太田:もうこれだけ変化の激しい時代ですから、同じことをやるのに今日やるのと明日やるのとでは全然違いますから。とにかくスピードをもって、「Proactive」に前向きにというのが一番大事です。けれども質を忘れてはいけない。これはラグビーも同じだと思うんですけれども、ゲームのクオリティーってありますよね。

稲垣選手藤島氏:あります。ありますよね。

太田:あれは大事にしなきゃいけないなと。それは我々も肝に銘じて、質の高いサービスをスピーディーに提供する、というところはやっていきたいなと思っています。

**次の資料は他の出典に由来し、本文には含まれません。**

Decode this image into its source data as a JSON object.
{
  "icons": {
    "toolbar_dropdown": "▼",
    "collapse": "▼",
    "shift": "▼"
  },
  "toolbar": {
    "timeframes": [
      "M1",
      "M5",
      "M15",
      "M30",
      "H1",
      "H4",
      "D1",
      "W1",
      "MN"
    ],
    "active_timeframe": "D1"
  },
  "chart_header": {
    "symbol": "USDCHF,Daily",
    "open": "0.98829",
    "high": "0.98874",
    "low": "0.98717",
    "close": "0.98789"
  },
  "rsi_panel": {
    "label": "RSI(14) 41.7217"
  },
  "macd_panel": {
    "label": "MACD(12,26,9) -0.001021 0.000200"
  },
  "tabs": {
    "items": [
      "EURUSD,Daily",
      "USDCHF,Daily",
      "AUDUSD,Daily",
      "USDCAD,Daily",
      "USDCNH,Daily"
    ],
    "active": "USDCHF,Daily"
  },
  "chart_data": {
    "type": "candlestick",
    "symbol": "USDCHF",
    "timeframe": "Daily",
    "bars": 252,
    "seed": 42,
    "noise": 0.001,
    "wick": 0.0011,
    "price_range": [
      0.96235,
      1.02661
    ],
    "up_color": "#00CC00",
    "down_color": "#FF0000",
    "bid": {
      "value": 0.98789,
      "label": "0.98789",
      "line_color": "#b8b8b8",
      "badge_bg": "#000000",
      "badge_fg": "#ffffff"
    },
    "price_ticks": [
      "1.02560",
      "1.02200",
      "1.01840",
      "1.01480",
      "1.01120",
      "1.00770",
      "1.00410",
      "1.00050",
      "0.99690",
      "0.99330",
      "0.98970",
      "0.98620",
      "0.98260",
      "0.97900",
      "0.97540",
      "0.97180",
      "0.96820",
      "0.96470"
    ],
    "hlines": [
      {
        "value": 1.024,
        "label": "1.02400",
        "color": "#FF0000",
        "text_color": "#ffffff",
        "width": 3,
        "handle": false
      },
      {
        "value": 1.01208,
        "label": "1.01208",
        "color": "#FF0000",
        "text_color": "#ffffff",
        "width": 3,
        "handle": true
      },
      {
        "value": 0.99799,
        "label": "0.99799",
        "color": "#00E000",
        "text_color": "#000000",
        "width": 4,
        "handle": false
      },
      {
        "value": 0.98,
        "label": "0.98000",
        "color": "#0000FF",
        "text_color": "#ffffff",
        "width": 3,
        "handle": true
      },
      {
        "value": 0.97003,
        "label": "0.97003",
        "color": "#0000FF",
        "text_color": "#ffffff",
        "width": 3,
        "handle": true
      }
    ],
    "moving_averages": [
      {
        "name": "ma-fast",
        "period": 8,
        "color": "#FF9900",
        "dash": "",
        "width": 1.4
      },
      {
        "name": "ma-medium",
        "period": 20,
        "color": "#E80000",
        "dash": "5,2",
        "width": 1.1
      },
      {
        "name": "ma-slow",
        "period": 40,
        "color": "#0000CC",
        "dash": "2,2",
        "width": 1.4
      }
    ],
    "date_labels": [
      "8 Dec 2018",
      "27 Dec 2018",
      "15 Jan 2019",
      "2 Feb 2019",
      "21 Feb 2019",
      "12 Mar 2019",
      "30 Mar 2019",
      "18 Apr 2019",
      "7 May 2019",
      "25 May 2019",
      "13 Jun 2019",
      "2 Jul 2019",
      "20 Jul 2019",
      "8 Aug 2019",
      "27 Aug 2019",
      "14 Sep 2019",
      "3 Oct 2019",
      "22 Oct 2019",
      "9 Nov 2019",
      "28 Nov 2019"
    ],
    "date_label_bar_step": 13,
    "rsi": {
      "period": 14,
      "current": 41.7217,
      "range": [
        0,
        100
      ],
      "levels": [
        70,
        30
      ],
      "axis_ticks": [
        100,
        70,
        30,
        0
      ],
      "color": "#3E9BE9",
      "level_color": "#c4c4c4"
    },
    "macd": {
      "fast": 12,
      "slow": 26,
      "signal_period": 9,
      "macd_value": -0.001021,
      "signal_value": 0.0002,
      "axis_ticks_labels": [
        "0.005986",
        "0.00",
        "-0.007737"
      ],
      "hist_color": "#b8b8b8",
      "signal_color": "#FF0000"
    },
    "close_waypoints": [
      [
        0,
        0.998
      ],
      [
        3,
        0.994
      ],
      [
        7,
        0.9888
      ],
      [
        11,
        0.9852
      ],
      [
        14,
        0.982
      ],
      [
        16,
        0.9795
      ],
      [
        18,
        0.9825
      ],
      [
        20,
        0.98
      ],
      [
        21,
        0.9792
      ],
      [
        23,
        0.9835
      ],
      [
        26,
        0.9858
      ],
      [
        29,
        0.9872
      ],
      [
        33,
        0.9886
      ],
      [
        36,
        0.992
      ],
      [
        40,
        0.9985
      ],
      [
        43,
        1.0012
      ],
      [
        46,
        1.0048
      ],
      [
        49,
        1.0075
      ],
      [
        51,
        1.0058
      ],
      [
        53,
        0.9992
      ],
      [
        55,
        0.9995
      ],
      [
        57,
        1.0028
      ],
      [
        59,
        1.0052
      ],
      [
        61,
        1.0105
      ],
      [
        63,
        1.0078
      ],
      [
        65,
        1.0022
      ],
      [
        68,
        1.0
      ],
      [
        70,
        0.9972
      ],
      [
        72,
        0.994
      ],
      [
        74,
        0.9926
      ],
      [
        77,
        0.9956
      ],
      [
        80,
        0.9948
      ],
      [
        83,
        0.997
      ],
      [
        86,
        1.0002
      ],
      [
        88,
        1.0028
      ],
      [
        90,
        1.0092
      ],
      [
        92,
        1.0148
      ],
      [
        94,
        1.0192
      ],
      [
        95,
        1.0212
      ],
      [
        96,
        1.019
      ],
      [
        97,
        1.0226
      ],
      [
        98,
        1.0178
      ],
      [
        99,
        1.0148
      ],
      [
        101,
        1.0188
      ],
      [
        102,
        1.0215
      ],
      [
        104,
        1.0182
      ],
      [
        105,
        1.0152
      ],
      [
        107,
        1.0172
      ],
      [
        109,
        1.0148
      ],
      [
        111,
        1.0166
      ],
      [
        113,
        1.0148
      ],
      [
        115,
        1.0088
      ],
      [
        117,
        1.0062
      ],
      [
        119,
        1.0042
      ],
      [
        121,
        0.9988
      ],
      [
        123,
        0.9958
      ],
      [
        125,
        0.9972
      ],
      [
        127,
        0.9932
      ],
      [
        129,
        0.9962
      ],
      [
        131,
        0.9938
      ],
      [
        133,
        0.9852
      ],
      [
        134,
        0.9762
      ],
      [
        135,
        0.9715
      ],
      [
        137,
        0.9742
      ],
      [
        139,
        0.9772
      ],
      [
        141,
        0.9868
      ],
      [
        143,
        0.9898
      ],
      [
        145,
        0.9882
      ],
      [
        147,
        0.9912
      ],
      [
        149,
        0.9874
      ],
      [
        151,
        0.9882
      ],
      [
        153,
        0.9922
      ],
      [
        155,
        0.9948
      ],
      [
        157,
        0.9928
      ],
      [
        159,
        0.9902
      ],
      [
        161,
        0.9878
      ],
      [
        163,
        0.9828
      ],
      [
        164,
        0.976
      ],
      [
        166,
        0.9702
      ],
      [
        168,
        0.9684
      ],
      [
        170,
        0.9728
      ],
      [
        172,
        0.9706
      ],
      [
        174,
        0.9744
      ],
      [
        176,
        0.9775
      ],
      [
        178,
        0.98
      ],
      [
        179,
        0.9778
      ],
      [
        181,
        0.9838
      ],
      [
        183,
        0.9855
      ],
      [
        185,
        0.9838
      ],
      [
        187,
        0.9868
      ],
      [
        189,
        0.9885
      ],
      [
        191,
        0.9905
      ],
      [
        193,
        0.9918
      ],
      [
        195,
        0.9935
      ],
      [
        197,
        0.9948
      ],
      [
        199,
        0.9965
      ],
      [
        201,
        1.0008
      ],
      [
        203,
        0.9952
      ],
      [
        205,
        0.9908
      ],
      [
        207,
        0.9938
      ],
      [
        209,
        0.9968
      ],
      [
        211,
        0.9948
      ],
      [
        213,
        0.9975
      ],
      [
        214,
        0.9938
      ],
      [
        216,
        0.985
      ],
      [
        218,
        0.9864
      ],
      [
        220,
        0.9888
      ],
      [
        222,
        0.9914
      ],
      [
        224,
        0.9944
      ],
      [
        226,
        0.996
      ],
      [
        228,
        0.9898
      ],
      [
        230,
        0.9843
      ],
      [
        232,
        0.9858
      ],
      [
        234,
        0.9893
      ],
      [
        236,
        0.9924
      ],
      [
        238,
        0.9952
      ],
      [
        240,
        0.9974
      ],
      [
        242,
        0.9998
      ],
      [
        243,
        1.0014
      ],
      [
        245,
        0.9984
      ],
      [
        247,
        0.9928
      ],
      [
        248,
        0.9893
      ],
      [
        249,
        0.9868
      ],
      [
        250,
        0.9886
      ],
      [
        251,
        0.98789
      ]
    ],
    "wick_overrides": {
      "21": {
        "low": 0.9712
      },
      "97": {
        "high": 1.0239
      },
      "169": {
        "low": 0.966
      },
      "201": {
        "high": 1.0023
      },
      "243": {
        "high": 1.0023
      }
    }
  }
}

藤島氏:「Team "SMBC Group"」。まさにチームの話ですけれども、ここについてお話をお聞かせ下さい。

太田:我々SMBCグループの強みの一つは、それぞれのグループ各社が強いことにあります。そういう意味では個々が強いんです。だからその強い一人ひとりが同じゴールを目指して、そのために自分たちが何をやるか理解して共有して、その上でチームプレーに徹するとなると、いいチームができるはずなんです。それを目指したいんです。だから社員には、一人ひとりではなくて、グループを考え、チームを考えてほしい。そういうメッセージですね。

藤島氏:なるほど。チームという意味では、場所がグラウンドの上か、ビジネスの場かという違いはあっても、共通するものがあるんですね。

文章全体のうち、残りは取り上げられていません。